相应的,在用户逻辑代码【function run()】里模拟了两个物体的position、rotation和scale,在循环中分别计算他们对应的MVP矩阵,写入到对应的mvpBuffer里。为了代码简洁,将计算MVP的代码单独打包到了getMVPMatrix这个函数中。
在draw代码中,因为这两个cube用的是同一个顶点数据,所以只需要设置一次setVertexBuffer,然后依次设置每个物体对应的bindGroup,然后再重复draw两遍。
为什么这样就可以显示两个不同状态的cube呢?
在Vertex shader中物体的最终状态只和输入的顶点数据和传入的mvpMatrix相关。当我们重新设置不同的bindGroup的时候,相当于切换了不同的MvpMatrix的输入。管线再次运行的时候,自然就会绘制出不同矩阵对应的状态。
实际操作场景中如果绘制的模型不同,我们可以切换不同的vertexBuffer,比如vertexBuffer1和vertexBuffer2。如果连管线也不同,当然也可以切换对应的pipeline1和pipeline2。
API对管线的配置或数据进行切换仍然是具有比较大的开销的,而且对性能的影响效果是不一样的
消耗最大的是setPipeline。因为它涉及到切换整个vertex shader和fragment shader,还有深度测试、图形组装、颜色混合等相关配置。所以尽量复用pipeline。
其次是setVertexBuffer。因为它会根据管线配置要去识别和转换顶点数据。shader内部还要对应的生成一些局部变量。
最小的是setBindGroup。它本身作为外部或者全局变量的引入,对管线本身的配置没有影响。大多数情况下只是内存指针的拷贝或者重新定向而已,是一种效率很高的操作。
所以,绘制一个管线的时候,最好先把符合管线相关的所有物体都画完,在切换下一个。同理,在绘制一个模型顶点的时候,尽量先把相关的物体都先绘制完,在切换下一个顶点模型进行绘制。对于bindGroup,它的内部其实对应着不同的buffer,虽然切换效率很高,但是本质上每次切换都是需要内存指针做重新定位寻址,所以也要遵循同样的道理,也应该尽量复用。
demo3:cubesOffsets.ts
import basicVert from './shaders/basic.vert.wgsl?raw'
import positionFrag from './shaders/position.frag.wgsl?raw'
import * as cube from './util/cube'
import { getMvpMatrix } from './util/math'
// initialize webgpu device & config canvas context
async function initWebGPU(canvas: HTMLCanvasElement) {
if(!navigator.gpu)
throw new Error('Not Support WebGPU')
const adapter = await navigator.gpu.requestAdapter()
if (!adapter)
throw new Error('No Adapter Found')
const device = await adapter.requestDevice()

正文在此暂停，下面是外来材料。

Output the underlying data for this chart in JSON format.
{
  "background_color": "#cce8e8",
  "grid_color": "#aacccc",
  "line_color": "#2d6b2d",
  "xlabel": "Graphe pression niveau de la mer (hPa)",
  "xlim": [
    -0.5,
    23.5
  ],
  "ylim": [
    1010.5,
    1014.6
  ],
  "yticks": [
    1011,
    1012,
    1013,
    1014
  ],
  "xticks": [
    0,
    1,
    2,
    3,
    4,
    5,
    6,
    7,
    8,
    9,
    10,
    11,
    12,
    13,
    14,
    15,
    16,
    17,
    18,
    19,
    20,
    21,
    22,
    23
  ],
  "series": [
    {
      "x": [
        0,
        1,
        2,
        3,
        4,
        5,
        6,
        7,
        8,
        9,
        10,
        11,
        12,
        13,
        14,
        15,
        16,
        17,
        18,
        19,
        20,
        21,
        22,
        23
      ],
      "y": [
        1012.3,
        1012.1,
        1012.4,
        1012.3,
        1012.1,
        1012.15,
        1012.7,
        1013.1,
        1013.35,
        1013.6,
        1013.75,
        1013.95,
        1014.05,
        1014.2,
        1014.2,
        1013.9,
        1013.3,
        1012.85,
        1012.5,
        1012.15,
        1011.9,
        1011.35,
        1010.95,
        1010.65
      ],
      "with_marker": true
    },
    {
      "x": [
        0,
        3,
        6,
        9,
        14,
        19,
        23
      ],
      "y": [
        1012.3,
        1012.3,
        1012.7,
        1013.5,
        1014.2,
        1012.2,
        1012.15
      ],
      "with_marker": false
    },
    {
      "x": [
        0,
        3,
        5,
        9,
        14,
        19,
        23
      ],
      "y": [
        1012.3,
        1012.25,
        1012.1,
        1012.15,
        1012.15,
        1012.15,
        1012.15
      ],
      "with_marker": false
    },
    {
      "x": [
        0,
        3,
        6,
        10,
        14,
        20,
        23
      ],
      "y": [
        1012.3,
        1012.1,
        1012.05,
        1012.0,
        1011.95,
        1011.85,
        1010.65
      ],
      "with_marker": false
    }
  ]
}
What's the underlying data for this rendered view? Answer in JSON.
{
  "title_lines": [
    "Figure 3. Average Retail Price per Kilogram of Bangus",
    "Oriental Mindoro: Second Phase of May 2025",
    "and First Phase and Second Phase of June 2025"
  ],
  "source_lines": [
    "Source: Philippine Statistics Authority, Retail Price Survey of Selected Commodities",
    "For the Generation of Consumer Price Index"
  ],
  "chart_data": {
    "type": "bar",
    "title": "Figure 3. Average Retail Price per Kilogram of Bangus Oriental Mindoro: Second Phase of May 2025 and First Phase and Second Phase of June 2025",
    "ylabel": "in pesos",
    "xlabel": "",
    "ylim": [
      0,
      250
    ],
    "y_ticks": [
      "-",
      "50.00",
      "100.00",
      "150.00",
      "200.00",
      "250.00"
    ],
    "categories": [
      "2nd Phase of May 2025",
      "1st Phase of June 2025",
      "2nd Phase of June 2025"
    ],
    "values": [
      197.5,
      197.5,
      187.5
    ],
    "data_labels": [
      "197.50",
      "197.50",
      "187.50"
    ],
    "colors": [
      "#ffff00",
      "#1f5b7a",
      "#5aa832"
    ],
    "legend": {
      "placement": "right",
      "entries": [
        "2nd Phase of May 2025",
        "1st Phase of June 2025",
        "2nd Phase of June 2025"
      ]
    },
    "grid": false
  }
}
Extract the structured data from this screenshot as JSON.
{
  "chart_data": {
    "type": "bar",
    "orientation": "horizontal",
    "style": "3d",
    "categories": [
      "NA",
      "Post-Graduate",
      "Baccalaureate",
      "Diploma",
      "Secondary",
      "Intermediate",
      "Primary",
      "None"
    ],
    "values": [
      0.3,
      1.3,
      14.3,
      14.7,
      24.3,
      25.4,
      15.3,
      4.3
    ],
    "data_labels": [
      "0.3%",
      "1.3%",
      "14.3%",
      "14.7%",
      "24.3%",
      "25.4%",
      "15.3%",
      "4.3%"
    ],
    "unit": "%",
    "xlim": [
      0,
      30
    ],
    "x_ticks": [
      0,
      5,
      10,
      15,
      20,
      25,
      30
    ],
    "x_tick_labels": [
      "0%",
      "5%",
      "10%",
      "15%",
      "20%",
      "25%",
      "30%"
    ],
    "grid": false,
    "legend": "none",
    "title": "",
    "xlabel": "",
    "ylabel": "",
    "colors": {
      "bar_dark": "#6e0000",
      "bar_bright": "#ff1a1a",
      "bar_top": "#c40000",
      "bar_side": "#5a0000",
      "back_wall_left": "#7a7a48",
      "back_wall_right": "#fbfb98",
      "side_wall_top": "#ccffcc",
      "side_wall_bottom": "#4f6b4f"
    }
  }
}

const context = canvas.getContext('webgpu') as GPUCanvasContext
const format = navigator.gpu.getPreferredCanvasFormat ? navigator.gpu.getPreferredCanvasFormat() : context.getPreferredFormat(adapter)
const devicePixelRatio = window.devicePixelRatio || 1
canvas.width = canvas.clientWidth * devicePixelRatio
canvas.height = canvas.clientHeight * devicePixelRatio
const size = {width: canvas.width, height: canvas.height}
context.configure({
device, format,
// prevent chrome warning after v102
alphaMode: 'opaque'
})
return {device, context, format, size}
}
// create pipiline & buffers
async function initPipeline(device: GPUDevice, format: GPUTextureFormat, size:{width:number, height:number}) {
const pipeline = await device.createRenderPipelineAsync({
label: 'Basic Pipline',
layout: 'auto',
vertex: {
module: device.createShaderModule({
code: basicVert,
}),
entryPoint: 'main',
buffers: [{
arrayStride: 5 * 4, // 3 position 2 uv,
attributes: [
{
// position
shaderLocation: 0,
offset: 0,
format: 'float32x3',
},
{
// uv
shaderLocation: 1,
offset: 3 * 4,
format: 'float32x2',
}
]
}]
},
fragment: {
module: device.createShaderModule({
code: positionFrag,
}),
entryPoint: 'main',
targets: [
{
format: format
}
]
},
primitive: {
topology: 'triangle-list',
// Culling backfaces pointing away from the camera
cullMode: 'back'
},
// Enable depth testing since we have z-level positions
// Fragment closest to the camera is rendered in front
depthStencil: {
depthWriteEnabled: true,
depthCompare: 'less',
format: 'depth24plus',
}
} as GPURenderPipelineDescriptor)
// create depthTexture for renderPass
const depthTexture = device.createTexture({
size, format: 'depth24plus',
usage: GPUTextureUsage.RENDER_ATTACHMENT,
})
const depthView = depthTexture.createView()
// create vertex buffer
const vertexBuffer = device.createBuffer({
label: 'GPUBuffer store vertex',
size: cube.vertex.byteLength,
usage: GPUBufferUsage.VERTEX | GPUBufferUsage.COPY_DST,
})
device.queue.writeBuffer(vertexBuffer, 0, cube.vertex)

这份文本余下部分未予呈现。